Everything about this movie is incredibly cheap, but it just looks so cool and imaginative that I couldn’t help but fall in love with the visual style. This type of movie reminds me of exactly why I love films done on shoestring budgets so much – they inspire wild creativity through compensation. I would rather watch this than the latest sterile, forgettable Michael Bay or Jerry Bruckheimer actioner any given day.
2019: After the Fall of New York is truly a movie that must be seen by anyone who claims to be a fan of b-cinema or science fiction. The pace never lets up, and the director knows what’s important in exploitation movies – giving the audience what they paid to see!

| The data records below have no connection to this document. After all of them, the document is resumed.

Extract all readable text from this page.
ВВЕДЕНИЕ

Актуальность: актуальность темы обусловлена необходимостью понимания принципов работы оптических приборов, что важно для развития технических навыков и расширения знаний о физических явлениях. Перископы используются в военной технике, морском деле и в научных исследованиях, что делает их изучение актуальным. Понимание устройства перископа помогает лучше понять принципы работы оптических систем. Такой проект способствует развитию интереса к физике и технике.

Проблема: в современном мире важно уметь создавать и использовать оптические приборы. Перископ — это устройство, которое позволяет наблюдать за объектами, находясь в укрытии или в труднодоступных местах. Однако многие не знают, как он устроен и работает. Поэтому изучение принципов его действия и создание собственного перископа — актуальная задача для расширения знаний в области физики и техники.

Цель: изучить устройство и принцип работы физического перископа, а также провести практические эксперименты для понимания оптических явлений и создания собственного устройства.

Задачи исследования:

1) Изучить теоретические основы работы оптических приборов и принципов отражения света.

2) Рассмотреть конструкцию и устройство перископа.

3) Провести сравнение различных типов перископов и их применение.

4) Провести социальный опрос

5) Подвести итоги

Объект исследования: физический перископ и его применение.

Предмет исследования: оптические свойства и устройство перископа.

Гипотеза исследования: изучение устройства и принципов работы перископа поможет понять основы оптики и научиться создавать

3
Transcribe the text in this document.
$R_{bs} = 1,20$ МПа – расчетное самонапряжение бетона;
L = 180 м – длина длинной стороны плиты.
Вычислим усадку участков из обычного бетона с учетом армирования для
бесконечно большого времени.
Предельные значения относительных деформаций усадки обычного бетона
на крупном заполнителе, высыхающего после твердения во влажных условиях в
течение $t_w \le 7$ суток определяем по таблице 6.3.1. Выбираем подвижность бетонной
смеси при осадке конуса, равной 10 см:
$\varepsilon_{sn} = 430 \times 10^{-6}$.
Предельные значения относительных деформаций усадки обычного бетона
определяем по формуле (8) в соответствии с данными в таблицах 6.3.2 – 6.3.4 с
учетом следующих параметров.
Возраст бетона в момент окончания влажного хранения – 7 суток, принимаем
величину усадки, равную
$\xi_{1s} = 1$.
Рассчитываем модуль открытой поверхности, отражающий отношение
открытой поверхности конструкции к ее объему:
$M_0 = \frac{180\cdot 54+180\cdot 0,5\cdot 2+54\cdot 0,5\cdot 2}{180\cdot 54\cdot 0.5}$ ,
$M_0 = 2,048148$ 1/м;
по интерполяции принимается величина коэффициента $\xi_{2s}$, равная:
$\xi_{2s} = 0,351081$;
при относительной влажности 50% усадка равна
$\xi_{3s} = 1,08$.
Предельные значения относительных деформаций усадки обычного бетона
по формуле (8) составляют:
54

BLANKET STATEMENT ALERT – If you do not appreciate this movie, you are not a fan of bad cinema. In fact, I could re-watch this one more often than The Road Warrior or Escape From New York. Yes, they are better-made movies and are awesome in their own right, but I don’t care. On a side note, I couldn’t help but be reminded of this movie as I was watching Children of Men. This movie was released in 1984. The P.D. James book on which Children of Men was based was published in 1992, and the movie came out in 2007. Coincidence?
Is this movie worth your $2?:
UNEQUIVOCALLY - YES YES YES! It’s worth your $20. Own it! Love it!